Nitish is understood to have requested
the PM to advise his ministerial colleagues not to start a "blame game" over how
the calamity came into being because history would point fingers towards
extremely sensitive quarters. The Bihar government, officials said, was only the
"executing agency” in a bilateral agreement between India and Nepal that
brought the Kosi barrage into being in 1956.
The barrage's estimated
lifespan of 30 years expired in 1986 but the river's morphology — it was
showing a reverse tendency to shift eastward — began changing even
earlier. This was an issue to be taken up at the diplomatic levels, Nitish
said.
The biggest task ahead was to bridge the breach of August 18
and the Centre had to play a proactive role in it. According to the state
government, the gap has widened to 1.7 km — reports from the disaster zone
said it is already 3 km-wide — and bridging it would require a mammoth
technical operation.
The Bihar CM, who sought an additional Rs 950
crore for this purpose as the executing agency, said he was ready to start the
work at once, defying engineers advice to wait for the river to
subside.
Of the total 1.44 lakh cusec flow of the Kosi through the
barrage, the river, after the breach, was outpouring a massive 1.18 lakh cusec
through its new route crossing through the Bihar plains.
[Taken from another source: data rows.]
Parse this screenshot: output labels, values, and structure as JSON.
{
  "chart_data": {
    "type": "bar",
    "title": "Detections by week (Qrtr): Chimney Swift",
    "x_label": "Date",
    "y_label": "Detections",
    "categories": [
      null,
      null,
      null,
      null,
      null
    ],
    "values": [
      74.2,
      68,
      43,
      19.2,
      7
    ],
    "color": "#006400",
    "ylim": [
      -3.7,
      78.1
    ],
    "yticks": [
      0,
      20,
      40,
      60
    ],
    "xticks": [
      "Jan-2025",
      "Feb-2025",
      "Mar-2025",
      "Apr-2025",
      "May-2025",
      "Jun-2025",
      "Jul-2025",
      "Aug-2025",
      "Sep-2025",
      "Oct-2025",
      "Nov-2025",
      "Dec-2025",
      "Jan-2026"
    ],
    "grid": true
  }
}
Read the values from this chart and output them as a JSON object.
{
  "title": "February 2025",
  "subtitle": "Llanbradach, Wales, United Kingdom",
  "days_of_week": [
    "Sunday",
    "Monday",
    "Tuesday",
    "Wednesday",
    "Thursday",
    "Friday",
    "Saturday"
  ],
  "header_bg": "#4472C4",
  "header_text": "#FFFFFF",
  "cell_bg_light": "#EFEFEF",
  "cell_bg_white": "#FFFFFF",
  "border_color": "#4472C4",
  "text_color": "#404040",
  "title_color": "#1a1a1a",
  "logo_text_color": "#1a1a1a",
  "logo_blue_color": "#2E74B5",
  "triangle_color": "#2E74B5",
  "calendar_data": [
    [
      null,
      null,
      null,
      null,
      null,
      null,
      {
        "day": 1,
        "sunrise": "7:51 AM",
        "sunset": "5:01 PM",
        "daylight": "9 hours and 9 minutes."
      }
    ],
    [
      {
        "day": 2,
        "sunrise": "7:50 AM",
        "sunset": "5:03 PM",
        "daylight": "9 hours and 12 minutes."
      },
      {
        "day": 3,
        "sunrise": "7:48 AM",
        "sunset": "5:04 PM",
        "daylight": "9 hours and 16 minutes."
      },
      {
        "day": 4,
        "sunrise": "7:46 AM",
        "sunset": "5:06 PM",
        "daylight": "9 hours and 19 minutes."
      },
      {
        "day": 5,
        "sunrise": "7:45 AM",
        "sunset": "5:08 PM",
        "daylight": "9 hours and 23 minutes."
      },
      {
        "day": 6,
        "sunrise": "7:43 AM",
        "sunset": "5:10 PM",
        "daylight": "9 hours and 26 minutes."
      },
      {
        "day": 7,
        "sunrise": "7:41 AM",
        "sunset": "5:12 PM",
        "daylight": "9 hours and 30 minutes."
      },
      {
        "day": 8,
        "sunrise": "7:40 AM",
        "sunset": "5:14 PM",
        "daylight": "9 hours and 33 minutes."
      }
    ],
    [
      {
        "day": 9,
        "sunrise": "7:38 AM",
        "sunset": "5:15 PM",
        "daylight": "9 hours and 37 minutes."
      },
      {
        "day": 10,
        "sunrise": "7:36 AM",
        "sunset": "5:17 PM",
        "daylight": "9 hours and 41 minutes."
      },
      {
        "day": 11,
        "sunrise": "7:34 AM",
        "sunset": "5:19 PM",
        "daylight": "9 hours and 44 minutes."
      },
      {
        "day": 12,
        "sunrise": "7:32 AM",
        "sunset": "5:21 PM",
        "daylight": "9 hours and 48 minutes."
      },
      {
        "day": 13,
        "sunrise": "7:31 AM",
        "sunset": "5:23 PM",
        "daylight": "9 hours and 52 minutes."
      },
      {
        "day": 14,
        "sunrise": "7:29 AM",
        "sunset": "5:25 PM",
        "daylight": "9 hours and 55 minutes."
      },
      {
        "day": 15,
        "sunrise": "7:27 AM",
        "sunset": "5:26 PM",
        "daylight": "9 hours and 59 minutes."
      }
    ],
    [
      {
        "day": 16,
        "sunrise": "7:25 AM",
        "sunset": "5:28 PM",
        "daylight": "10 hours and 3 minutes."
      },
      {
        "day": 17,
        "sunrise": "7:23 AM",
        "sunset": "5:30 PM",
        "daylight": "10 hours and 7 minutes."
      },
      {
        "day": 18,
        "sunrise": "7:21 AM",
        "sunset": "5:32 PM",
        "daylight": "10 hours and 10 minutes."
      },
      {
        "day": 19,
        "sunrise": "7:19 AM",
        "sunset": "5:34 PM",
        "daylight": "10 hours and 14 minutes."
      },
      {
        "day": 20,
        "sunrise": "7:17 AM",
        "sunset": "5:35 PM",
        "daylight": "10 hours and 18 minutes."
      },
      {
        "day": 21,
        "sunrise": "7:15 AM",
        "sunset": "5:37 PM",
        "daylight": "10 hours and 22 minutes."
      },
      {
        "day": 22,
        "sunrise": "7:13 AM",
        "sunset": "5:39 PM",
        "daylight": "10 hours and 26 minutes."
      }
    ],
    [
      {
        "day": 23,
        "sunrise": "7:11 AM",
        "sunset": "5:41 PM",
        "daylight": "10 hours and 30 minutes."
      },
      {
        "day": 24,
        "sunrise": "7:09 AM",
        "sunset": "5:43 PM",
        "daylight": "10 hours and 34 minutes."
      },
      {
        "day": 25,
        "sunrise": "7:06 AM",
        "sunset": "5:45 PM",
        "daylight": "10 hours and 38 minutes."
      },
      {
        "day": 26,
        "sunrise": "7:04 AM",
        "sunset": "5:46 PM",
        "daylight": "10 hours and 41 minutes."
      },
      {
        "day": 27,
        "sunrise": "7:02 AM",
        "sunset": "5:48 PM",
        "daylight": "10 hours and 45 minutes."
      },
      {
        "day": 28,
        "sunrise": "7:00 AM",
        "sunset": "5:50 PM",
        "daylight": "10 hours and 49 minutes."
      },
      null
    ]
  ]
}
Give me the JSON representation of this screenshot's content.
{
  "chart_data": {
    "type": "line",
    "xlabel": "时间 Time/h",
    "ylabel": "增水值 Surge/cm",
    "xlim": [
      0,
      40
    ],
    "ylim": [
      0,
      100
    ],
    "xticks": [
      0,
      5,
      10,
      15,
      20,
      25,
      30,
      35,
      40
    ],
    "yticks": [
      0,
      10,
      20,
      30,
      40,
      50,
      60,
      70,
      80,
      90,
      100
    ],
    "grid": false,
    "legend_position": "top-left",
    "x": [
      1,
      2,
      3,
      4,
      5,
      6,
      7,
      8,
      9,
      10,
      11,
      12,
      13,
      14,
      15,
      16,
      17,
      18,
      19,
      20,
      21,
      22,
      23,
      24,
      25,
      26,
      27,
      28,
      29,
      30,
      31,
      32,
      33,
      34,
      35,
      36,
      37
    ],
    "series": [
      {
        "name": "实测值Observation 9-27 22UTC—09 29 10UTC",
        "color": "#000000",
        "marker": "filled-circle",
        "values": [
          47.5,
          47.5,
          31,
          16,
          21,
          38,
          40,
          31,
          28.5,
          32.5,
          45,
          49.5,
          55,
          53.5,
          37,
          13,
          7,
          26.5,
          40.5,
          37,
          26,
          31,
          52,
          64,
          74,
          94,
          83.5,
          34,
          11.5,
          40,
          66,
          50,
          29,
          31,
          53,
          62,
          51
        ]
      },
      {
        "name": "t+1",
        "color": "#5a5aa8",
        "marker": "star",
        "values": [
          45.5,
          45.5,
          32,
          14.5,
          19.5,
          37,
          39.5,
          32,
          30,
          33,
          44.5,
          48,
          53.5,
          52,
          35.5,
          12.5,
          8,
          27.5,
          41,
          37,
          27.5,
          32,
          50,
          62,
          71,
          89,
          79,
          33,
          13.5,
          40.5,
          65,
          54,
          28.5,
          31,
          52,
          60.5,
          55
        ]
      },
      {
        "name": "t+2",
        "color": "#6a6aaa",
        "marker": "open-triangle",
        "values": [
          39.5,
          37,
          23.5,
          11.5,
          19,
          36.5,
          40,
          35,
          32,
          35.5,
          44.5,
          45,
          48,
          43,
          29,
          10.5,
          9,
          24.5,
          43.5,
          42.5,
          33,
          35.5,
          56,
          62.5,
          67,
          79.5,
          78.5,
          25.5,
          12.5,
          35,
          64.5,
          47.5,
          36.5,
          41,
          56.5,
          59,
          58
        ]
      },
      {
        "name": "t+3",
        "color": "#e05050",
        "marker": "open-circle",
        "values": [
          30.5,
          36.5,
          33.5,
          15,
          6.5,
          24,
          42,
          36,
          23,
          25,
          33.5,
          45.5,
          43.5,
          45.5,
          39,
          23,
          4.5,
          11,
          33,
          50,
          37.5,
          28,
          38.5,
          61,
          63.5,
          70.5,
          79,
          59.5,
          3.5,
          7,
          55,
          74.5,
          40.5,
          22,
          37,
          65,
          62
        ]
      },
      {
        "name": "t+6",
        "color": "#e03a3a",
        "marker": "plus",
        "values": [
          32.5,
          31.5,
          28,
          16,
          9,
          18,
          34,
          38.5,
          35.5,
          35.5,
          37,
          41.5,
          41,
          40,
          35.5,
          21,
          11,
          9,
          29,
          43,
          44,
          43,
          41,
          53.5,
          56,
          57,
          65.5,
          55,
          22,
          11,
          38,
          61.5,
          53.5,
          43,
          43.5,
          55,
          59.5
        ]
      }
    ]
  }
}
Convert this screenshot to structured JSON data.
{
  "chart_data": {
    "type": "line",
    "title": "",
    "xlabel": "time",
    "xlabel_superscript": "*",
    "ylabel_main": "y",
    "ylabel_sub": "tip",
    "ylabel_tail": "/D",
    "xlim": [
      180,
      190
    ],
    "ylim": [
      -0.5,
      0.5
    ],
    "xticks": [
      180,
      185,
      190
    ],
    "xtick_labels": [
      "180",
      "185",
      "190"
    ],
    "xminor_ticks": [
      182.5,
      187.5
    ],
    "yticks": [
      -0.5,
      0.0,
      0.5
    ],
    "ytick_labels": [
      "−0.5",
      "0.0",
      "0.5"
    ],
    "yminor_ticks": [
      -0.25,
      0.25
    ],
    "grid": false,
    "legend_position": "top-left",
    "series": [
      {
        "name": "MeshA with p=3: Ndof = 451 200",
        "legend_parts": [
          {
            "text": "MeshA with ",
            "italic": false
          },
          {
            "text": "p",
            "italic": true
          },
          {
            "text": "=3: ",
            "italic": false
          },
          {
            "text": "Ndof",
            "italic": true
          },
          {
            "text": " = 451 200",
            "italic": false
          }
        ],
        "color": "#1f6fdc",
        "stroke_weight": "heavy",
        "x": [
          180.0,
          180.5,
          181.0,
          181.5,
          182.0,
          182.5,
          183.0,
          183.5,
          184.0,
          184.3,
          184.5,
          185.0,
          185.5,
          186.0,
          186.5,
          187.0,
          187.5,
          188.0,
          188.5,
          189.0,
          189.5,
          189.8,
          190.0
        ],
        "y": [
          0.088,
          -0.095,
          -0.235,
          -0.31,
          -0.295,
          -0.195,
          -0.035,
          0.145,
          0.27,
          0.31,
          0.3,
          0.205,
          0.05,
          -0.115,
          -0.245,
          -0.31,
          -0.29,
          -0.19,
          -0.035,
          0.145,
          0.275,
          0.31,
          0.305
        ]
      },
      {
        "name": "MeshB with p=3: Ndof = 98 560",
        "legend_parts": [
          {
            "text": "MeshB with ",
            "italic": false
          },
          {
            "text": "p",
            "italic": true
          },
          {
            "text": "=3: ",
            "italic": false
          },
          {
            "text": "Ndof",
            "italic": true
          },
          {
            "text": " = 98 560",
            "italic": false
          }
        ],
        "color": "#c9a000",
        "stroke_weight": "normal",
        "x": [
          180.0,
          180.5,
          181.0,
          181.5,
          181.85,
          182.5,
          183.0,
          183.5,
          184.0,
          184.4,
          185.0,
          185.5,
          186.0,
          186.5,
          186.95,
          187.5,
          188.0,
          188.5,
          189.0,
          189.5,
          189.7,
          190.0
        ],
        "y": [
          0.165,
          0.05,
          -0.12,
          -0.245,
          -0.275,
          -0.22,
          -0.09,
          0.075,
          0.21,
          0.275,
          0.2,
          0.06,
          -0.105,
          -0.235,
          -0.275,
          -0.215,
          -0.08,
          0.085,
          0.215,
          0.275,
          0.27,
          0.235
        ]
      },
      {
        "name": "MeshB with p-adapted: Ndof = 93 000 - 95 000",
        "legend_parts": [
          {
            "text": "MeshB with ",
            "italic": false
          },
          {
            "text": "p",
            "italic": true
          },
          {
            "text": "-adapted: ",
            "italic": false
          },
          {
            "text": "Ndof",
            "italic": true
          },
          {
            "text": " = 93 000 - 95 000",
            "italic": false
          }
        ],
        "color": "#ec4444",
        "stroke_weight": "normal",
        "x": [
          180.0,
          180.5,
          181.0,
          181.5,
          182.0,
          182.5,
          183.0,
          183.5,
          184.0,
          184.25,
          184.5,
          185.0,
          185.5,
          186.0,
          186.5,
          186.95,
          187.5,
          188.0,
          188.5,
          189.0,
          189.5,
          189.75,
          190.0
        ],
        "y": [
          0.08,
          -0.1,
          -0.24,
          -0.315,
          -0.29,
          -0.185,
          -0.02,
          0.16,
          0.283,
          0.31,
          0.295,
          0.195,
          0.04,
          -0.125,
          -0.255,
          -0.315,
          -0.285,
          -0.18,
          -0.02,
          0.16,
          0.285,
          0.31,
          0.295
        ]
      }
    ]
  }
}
Its new meeting point
with the Ganga in the south-east is yet to be known since the Kosi's course has
become totally unpredictable. Satellite images show an ever widening expanse of
gushing water through the affected districts.
The solution that lies
in constructing a series of high dams in Nepal has never been given a serious
bilateral push despite tall promises made by successive governments since
Independence. The matter has to be dealt with extreme care to ensure that
Indo-Nepal ties continue to be good.